Had it continued to define itself as a chemical company, Mexichem could have followed a path to near-inevitable commoditization. Instead, CEO Daniel Martinez-Valle and Orbia’s leadership team worked with IDEO to define a higher bar with a bold new purpose. Now the team is working to connect its strategic choices, its resource allocations and its employee incentives to that larger purpose. Doing that means reorganizing the structure of the company into five business groups, each aimed at addressing a unique global challenge, defining meaningful sustainability targets for each business, and investing in innovation in significant new ways. That’s really the power of purpose: it can align the organization, motivate employees, and promise customers something they can believe in. No wonder purpose-led companies tend to have higher employee engagement, happier customers, and better overall performance. They win on multiple dimensions.

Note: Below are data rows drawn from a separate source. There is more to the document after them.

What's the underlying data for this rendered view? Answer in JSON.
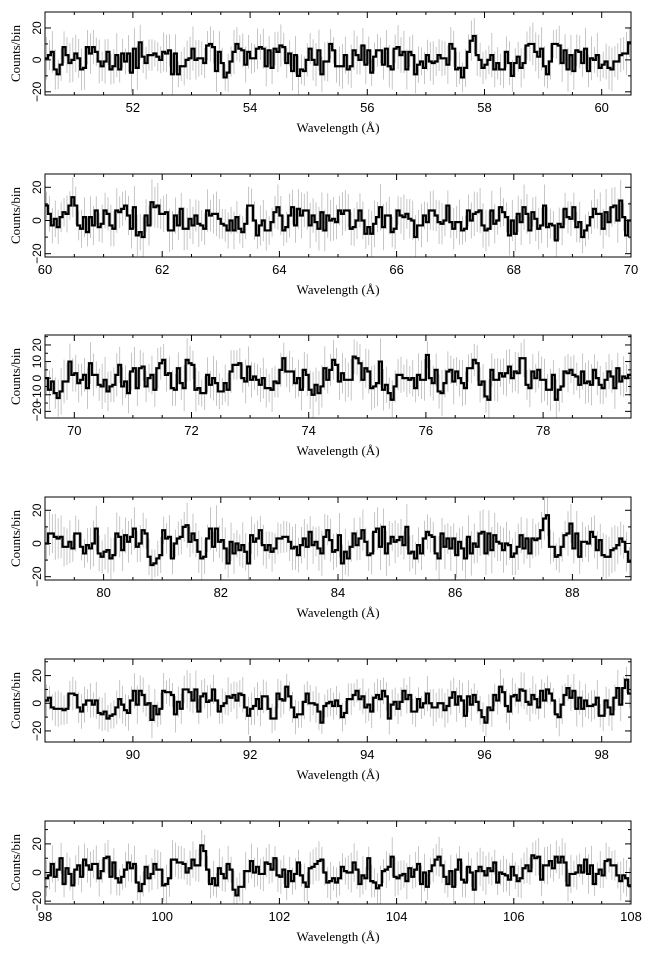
{
  "chart_data": [
    {
      "type": "line",
      "style": "histogram-step",
      "xlabel": "Wavelength (Å)",
      "ylabel": "Counts/bin",
      "xlim": [
        50.5,
        60.5
      ],
      "ylim": [
        -22,
        30
      ],
      "xticks": [
        "52",
        "54",
        "56",
        "58",
        "60"
      ],
      "yticks": [
        "−20",
        "0",
        "20"
      ],
      "grid": false,
      "legend": "none",
      "bins": 200,
      "series": [
        {
          "values": [
            8,
            -3,
            6,
            -5,
            9,
            -2,
            4,
            -7,
            10,
            -4,
            3,
            -6,
            11,
            -2,
            5,
            -8,
            7,
            -1,
            2,
            -5,
            12,
            -6,
            4,
            -3,
            9,
            -9,
            14,
            -4,
            6,
            -2,
            3,
            -7,
            8,
            -3,
            5,
            -10,
            13,
            -1,
            4,
            -6,
            2,
            7,
            -5,
            9,
            -3,
            4,
            -8,
            6,
            -2,
            10
          ]
        }
      ]
    },
    {
      "type": "line",
      "style": "histogram-step",
      "xlabel": "Wavelength (Å)",
      "ylabel": "Counts/bin",
      "xlim": [
        60,
        70
      ],
      "ylim": [
        -22,
        28
      ],
      "xticks": [
        "60",
        "62",
        "64",
        "66",
        "68",
        "70"
      ],
      "yticks": [
        "−20",
        "0",
        "20"
      ],
      "grid": false,
      "legend": "none",
      "bins": 200,
      "series": [
        {
          "values": [
            20,
            -12,
            15,
            3,
            -6,
            9,
            -2,
            5,
            -8,
            12,
            -4,
            6,
            2,
            -3,
            4,
            1,
            -2,
            3,
            -5,
            2,
            -1,
            4,
            -3,
            2,
            -6,
            3,
            1,
            -4,
            6,
            -2,
            5,
            -9,
            7,
            -3,
            4,
            -6,
            9,
            -4,
            8,
            -10,
            12,
            -3,
            6,
            -8,
            10,
            -5,
            7,
            -2,
            11,
            -9
          ]
        }
      ]
    },
    {
      "type": "line",
      "style": "histogram-step",
      "xlabel": "Wavelength (Å)",
      "ylabel": "Counts/bin",
      "xlim": [
        69.5,
        79.5
      ],
      "ylim": [
        -24,
        26
      ],
      "xticks": [
        "70",
        "72",
        "74",
        "76",
        "78"
      ],
      "yticks": [
        "−20",
        "−10",
        "0",
        "10",
        "20"
      ],
      "grid": false,
      "legend": "none",
      "bins": 200,
      "series": [
        {
          "values": [
            5,
            -15,
            8,
            -10,
            6,
            -4,
            9,
            -6,
            3,
            -8,
            11,
            -3,
            7,
            -9,
            4,
            -5,
            12,
            -2,
            6,
            -7,
            10,
            -4,
            3,
            -11,
            8,
            -6,
            13,
            -1,
            5,
            -9,
            7,
            -3,
            11,
            -8,
            4,
            -6,
            9,
            -12,
            6,
            -2,
            10,
            -5,
            3,
            -14,
            7,
            -4,
            8,
            -3,
            5,
            -9
          ]
        }
      ]
    },
    {
      "type": "line",
      "style": "histogram-step",
      "xlabel": "Wavelength (Å)",
      "ylabel": "Counts/bin",
      "xlim": [
        79,
        89
      ],
      "ylim": [
        -22,
        28
      ],
      "xticks": [
        "80",
        "82",
        "84",
        "86",
        "88"
      ],
      "yticks": [
        "−20",
        "0",
        "20"
      ],
      "grid": false,
      "legend": "none",
      "bins": 200,
      "series": [
        {
          "values": [
            4,
            -8,
            10,
            -5,
            7,
            -12,
            6,
            -3,
            9,
            -10,
            5,
            -6,
            11,
            -4,
            8,
            -9,
            3,
            -7,
            12,
            -2,
            6,
            -11,
            9,
            -5,
            4,
            -8,
            10,
            -3,
            7,
            -6,
            11,
            -9,
            5,
            -4,
            8,
            -10,
            6,
            -2,
            9,
            -7,
            3,
            -5,
            18,
            -12,
            7,
            -4,
            10,
            -6,
            3,
            -6
          ]
        }
      ]
    },
    {
      "type": "line",
      "style": "histogram-step",
      "xlabel": "Wavelength (Å)",
      "ylabel": "Counts/bin",
      "xlim": [
        88.5,
        98.5
      ],
      "ylim": [
        -28,
        32
      ],
      "xticks": [
        "90",
        "92",
        "94",
        "96",
        "98"
      ],
      "yticks": [
        "−20",
        "0",
        "20"
      ],
      "grid": false,
      "legend": "none",
      "bins": 200,
      "series": [
        {
          "values": [
            6,
            -10,
            12,
            -6,
            9,
            -14,
            8,
            -4,
            11,
            -12,
            5,
            -8,
            14,
            -3,
            7,
            -10,
            10,
            -5,
            4,
            -11,
            13,
            -6,
            8,
            -14,
            6,
            -9,
            18,
            -4,
            10,
            -12,
            7,
            -5,
            12,
            -10,
            9,
            -6,
            4,
            -13,
            11,
            -7,
            15,
            -3,
            8,
            -16,
            10,
            -6,
            5,
            -9,
            7,
            18
          ]
        }
      ]
    },
    {
      "type": "line",
      "style": "histogram-step",
      "xlabel": "Wavelength (Å)",
      "ylabel": "Counts/bin",
      "xlim": [
        98,
        108
      ],
      "ylim": [
        -22,
        36
      ],
      "xticks": [
        "98",
        "100",
        "102",
        "104",
        "106",
        "108"
      ],
      "yticks": [
        "−20",
        "0",
        "20"
      ],
      "grid": false,
      "legend": "none",
      "bins": 200,
      "series": [
        {
          "values": [
            -5,
            8,
            -10,
            6,
            -3,
            12,
            -8,
            5,
            -12,
            10,
            -4,
            7,
            -6,
            26,
            -9,
            4,
            -14,
            9,
            -5,
            11,
            -7,
            3,
            -10,
            8,
            -6,
            12,
            -4,
            6,
            -15,
            10,
            -3,
            7,
            -9,
            13,
            -5,
            4,
            -11,
            9,
            -6,
            5,
            -8,
            11,
            -3,
            16,
            -10,
            7,
            -5,
            9,
            -4,
            -9
          ]
        }
      ]
    }
  ]
}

Winning isn’t easy. It’s tempting to define winning narrowly, to make the task seem easier: winning means increasing the stock price this quarter. But as the last few months have demonstrated, a shareholder-led definition of winning is not only hollow, it can leave organizations with nothing to fall back on in a time of crisis. We need a far richer, more aspirational understanding of what it can really mean to win. To get there, ask how we could define a winning aspiration, using language that fits our organization, push out on the time horizon, connect strategic goals to a larger sense of purpose and give ourselves room to dream big.